Media reports have suggested he also visited the small, energy-rich nation of Qatar on the same trip. But Qatar's government insisted his time in the country was limited to its gleaming international airport.
"At no time did Mr. Abdulazeez enter the State of Qatar. Statements suggesting Mr. Abdulazeez entered the State of Qatar are false," Qatar's government media office said in a statement responding to questions from The Associated Press.
It said Abdulazeez changed planes at Doha's Hamad International Airport on his way from Amman, Jordan in November en route to the U.S.
Qatar has emerged as a major long-haul transit hub in the Middle East thanks to the rapid growth of government-backed Qatar Airways. Its new airport opened last year, a key piece of infrastructure ahead of its planned hosing of the 2022 World Cup.
The Qatari government condemned the shootings as "contrary to all humanitarian values, ethics, principles and religions," and expressed its condolences over the killings.
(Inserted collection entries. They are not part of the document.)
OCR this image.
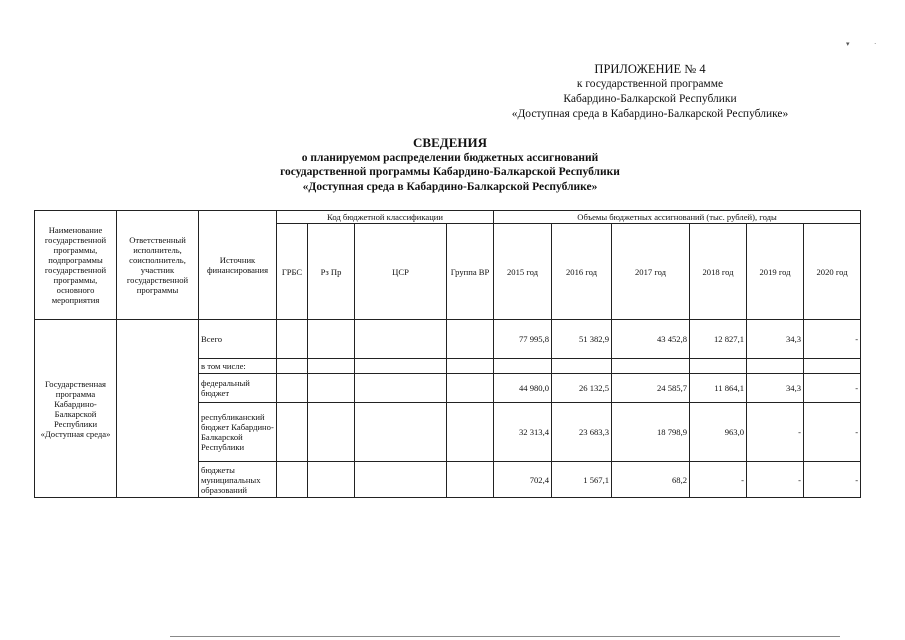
▾	·
ПРИЛОЖЕНИЕ № 4
к государственной программе
Кабардино-Балкарской Республики
«Доступная среда в Кабардино-Балкарской Республике»
СВЕДЕНИЯ
о планируемом распределении бюджетных ассигнований
государственной программы Кабардино-Балкарской Республики
«Доступная среда в Кабардино-Балкарской Республике»
Наименование государственной программы, подпрограммы государственной программы, основного мероприятия	Ответственный исполнитель, соисполнитель, участник государственной программы	Источник финансирования	Код бюджетной классификации				Объемы бюджетных ассигнований (тыс. рублей), годы					
			ГРБС	Рз Пр	ЦСР	Группа ВР	2015 год	2016 год	2017 год	2018 год	2019 год	2020 год
Государственная программа Кабардино-Балкарской Республики «Доступная среда»		Всего					77 995,8	51 382,9	43 452,8	12 827,1	34,3	-
		в том числе:										
		федеральный бюджет					44 980,0	26 132,5	24 585,7	11 864,1	34,3	-
		республиканский бюджет Кабардино-Балкарской Республики					32 313,4	23 683,3	18 798,9	963,0	-	-
		бюджеты муниципальных образований					702,4	1 567,1	68,2	-	-	-
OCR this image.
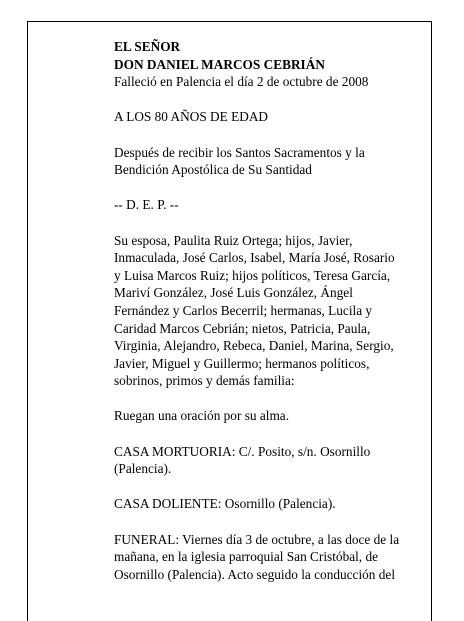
EL SEÑOR

DON DANIEL MARCOS CEBRIÁN

Falleció en Palencia el día 2 de octubre de 2008

A LOS 80 AÑOS DE EDAD

Después de recibir los Santos Sacramentos y la Bendición Apostólica de Su Santidad

-- D. E. P. --

Su esposa, Paulita Ruiz Ortega; hijos, Javier, Inmaculada, José Carlos, Isabel, María José, Rosario y Luisa Marcos Ruiz; hijos políticos, Teresa García, Mariví González, José Luis González, Ángel Fernández y Carlos Becerril; hermanas, Lucila y Caridad Marcos Cebrián; nietos, Patricia, Paula, Virginia, Alejandro, Rebeca, Daniel, Marina, Sergio, Javier, Miguel y Guillermo; hermanos políticos, sobrinos, primos y demás familia:

Ruegan una oración por su alma.

CASA MORTUORIA: C/. Posito, s/n. Osornillo (Palencia).

CASA DOLIENTE: Osornillo (Palencia).

FUNERAL: Viernes día 3 de octubre, a las doce de la mañana, en la iglesia parroquial San Cristóbal, de Osornillo (Palencia). Acto seguido la conducción del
Qatar is an important U.S. ally in the Gulf that hosts a major U.S. air base, though it has come under scrutiny for its links to Islamist groups, including Hamas and the Taliban. It insists it does not support terrorism.
Jordanian authorities, meanwhile, have been questioning relatives of Abdulazeez as part of an investigation into the time he spent in the kingdom last year, a government official said Tuesday. The official, who would not elaborate on the probe, spoke on condition of anonymity because he was not authorized to discuss details of the case with the media.
A person close to Abdulazeez's family has told the AP that he spent several months in Jordan last year under a mutual agreement with his parents to help him get away from drugs, alcohol and a group of friends whom his relatives considered a bad influence. The person spoke on condition of anonymity out of concern it would have business repercussions.
Jordan is one of the most westernized countries in the Middle East, with alcohol sold openly. However, the kingdom has also seen the spread of Islamic militant ideas in recent years, especially following the Arab Spring uprisings of 2011.
The Jordanian government official declined comment when asked whether the investigation of Abdulazeez also include possible ties to any militants.
Abdulazeez, who was of Palestinian origin, was born in Kuwait and grew up in the United States, but has relatives in Jordan and the West Bank.